At a Monday press conference at the White House, a day after an “unidentified object” was downed over Lake Huron, National Security Council spokesman John Kirby read from prepared notes in front of frustrated reporters. He claimed at one point the Pentagon has been unable to “definitively assess” what the three objects are. They were shot down, he said, because they posed a threat to civilian air traffic safety.
According to a Fox News story, which cites an unnamed U.S. official, the three objects shot down over three days were all balloons. They were much smaller in size to the massive one that floated across North America before it was shot down off the Carolina coast February 4, the story said.
When recovery of the first balloon was still ongoing off the Carolina coast, much to the dismay of the Chinese Communist Party, U.S. fighter jets scrambled and shot down an object near Alaska on Friday. On Saturday, in the Yukon territory, a third object was shot down over Canadian airspace. Then, on Sunday, an object was downed over the massive lake that borders the U.S. and Canada.

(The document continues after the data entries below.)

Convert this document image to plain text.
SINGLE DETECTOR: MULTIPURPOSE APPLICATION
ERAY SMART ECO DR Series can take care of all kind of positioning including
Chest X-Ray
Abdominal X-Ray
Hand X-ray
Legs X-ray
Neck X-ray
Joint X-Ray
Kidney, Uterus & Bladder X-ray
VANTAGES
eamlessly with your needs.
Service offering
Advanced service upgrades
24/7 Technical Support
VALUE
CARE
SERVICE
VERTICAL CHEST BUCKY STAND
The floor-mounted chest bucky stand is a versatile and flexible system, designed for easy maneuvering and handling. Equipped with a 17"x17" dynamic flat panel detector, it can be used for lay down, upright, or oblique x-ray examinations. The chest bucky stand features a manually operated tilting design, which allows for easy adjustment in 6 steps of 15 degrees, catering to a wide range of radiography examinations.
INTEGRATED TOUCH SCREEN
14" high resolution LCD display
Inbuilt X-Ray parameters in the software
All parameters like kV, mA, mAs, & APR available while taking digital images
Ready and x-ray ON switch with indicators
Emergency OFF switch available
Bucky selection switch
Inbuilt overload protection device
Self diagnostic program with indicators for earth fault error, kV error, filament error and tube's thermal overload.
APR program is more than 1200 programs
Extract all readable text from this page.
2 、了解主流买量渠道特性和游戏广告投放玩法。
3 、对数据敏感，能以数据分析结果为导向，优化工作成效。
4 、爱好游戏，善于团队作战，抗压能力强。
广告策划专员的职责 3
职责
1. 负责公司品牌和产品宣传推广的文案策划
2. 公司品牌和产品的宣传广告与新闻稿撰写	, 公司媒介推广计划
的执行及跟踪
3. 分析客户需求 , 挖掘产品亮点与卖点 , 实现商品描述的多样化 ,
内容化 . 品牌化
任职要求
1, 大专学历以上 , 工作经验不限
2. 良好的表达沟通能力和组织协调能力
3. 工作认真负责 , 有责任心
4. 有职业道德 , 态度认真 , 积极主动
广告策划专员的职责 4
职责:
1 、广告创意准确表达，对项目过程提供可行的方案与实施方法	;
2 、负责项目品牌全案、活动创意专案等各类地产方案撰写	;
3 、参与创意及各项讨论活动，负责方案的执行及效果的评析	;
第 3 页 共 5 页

According to a related Associated Press story, Kirby told reporters Monday that U.S. officials have not ruled out if the objects belong to China.
The Biden administration has said the first balloon is the property of China and was being used to spy on strategic military sites as if drifted eastward. China said it was a “civilian” balloon that drifted too far.
National security analyst Bob Maginnis, with the Family Research Council, tells AFN it appears a dangerous new phase is developing between the U.S. and China. Hopefully, he adds, the Pentagon is recognizing the United States is entering a “cold war” with China that he says is troubling to witness.
“And I would expect,” Maginnis observes, “that the administration is going to have to, at some point here in the very near future, give us more facts than they have as yet.”